La spiego con il desiderio di cambiare e al tempo stesso di sperimentare la sensazione che i miei libri non stiano ripetendo la formula del genere letterario al quale appartengono. Prenda un romanzo come Carlota Fainberg: ebbene, è al tempo stesso una novella del mistero, un racconto di fantasmi, e molto altro. O Finestre di Manhattan: è un ritratto di città dal mio punto di vista molto personale, un libro di viaggi, un saggio d'arte, una confessione.

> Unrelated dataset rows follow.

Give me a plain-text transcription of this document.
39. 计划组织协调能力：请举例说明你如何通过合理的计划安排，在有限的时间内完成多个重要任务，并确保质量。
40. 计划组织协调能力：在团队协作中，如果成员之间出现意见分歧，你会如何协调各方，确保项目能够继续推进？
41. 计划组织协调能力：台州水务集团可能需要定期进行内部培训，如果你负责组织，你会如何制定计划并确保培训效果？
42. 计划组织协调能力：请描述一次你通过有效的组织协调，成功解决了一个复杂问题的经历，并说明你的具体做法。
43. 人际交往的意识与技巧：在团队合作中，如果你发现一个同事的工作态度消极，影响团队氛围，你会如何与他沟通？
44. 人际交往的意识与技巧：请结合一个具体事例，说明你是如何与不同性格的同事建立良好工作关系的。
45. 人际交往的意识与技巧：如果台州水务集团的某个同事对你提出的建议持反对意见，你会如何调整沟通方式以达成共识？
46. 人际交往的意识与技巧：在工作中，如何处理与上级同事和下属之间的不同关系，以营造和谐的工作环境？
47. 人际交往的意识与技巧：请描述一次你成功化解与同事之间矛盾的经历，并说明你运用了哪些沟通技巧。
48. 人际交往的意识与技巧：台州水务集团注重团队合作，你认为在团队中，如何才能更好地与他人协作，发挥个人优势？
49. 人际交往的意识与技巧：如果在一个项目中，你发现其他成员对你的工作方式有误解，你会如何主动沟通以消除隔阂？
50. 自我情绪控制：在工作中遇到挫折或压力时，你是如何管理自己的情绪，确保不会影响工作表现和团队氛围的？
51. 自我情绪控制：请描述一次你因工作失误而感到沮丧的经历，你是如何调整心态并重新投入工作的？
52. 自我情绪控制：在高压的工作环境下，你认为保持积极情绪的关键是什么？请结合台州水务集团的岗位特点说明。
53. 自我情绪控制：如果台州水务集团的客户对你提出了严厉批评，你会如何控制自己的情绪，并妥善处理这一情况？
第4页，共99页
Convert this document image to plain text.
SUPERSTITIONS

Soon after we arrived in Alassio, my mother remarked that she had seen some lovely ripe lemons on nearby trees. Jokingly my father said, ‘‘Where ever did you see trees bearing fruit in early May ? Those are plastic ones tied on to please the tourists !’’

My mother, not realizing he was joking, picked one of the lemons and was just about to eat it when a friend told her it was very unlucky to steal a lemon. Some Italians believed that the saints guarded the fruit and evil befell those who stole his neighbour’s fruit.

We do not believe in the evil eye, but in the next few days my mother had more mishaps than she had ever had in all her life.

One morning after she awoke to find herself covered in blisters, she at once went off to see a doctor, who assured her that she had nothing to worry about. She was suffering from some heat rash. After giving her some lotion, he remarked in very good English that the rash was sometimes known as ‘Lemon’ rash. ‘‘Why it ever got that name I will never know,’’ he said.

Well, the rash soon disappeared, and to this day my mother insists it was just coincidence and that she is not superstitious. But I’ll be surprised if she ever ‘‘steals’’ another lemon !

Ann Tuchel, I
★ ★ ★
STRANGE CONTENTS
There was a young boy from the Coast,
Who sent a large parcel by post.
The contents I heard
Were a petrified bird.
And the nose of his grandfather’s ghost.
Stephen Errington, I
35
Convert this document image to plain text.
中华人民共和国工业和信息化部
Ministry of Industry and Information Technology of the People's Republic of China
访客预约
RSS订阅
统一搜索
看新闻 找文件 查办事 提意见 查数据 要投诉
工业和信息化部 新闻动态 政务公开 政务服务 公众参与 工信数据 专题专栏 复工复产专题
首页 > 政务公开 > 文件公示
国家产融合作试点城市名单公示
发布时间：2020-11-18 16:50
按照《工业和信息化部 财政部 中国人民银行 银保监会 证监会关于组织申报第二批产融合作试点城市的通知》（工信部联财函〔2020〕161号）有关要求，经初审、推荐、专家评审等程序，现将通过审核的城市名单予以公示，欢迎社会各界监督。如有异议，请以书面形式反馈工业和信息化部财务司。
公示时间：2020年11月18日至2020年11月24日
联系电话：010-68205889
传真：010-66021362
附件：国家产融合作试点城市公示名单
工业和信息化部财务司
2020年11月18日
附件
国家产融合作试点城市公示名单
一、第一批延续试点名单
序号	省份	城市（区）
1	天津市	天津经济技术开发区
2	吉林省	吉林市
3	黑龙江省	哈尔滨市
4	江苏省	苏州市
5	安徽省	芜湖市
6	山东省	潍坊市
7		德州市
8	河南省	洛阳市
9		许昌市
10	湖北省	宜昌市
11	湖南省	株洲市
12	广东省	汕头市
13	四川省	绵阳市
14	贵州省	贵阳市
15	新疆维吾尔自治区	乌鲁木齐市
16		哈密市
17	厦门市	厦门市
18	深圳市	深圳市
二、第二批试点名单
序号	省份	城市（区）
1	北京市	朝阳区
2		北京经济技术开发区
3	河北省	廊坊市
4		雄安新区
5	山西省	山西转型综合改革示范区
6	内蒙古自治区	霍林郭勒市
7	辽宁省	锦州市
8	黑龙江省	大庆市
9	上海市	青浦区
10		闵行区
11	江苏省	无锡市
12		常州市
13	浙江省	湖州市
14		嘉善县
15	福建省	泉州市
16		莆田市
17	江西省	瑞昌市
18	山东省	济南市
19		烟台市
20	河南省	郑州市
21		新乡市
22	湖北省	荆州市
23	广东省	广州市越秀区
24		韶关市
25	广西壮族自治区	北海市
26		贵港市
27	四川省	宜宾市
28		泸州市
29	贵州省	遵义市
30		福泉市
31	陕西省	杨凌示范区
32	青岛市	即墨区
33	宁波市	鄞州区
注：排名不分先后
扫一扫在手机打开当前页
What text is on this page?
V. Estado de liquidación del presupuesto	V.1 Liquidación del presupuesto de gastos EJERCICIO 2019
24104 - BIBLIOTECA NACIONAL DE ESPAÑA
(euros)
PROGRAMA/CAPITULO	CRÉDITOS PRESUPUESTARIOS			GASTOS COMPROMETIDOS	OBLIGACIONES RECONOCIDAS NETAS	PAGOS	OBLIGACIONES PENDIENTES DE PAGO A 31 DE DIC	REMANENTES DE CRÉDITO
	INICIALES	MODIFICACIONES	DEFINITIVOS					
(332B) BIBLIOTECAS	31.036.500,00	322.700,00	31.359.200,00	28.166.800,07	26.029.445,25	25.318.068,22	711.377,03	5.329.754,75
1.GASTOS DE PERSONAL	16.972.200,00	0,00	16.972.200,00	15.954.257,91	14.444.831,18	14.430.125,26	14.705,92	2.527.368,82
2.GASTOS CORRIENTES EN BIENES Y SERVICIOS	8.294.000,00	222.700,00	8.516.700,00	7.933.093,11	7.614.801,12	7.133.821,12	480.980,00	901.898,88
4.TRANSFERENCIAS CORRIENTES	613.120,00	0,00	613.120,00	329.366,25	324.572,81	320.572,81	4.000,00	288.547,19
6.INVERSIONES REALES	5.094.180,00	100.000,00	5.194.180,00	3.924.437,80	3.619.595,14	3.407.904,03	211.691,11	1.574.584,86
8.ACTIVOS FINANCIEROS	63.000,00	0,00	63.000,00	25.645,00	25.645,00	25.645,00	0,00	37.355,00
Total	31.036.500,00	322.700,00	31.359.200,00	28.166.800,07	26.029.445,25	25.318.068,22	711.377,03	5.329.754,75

Invece, l'ultimo romanzo tradotto da noi, «Il vento della luna», è soprattutto un racconto autobiografico, vero?
Sì, il materiale romanzesco è molto personale, però al tempo stesso questo non ne fa un libro di memorie. La ricostruzione dell'ambiente, della casa in cui si svolge la trama, della atmosfera di quegli anni sono elementi ripresi dalla mia vita, anche se non letteralmente. Invece la vicenda del bambino così trepidantemente identificato con la sorte degli astronauti inviati per la prima volta sulla luna l'ho inventata. Direi che il romanzo si risolve piuttosto nell'intreccio tra una metafora dell'epoca franchista e il passaggio dalla infanzia alla adolescenza, perciò è importante la sua costruzione basata su alcune simmetrie, tra passato e futuro, tra la luna e la terra, tra il mondo del bambino e quello degli adulti.

Forse l'elemento più ricorrente pur nella grande diversità dei suoi libri è il protagonismo dello sguardo. Come lo spiega?
Chissà, magari tutta questa enfasi che metto sullo sguardo ha a che vedere con la mia psicologia, e probabilmente ha determinato anche la mia formazione iniziale, che era quella di storico dell'arte. Del resto, quando un elemento si ripete così spesso di libro in libro ci sarà pure un motivo, e questo motivo avrà certamente a che vedere con un tratto caratteriale dell'autore. Trovo molto vera una frase detta da V. S. Naipul, quando avverte che non bisogna mai fidarsi di un romanziere che scrive le sue memorie, perché la verità va ricercata nei temi della sua fiction.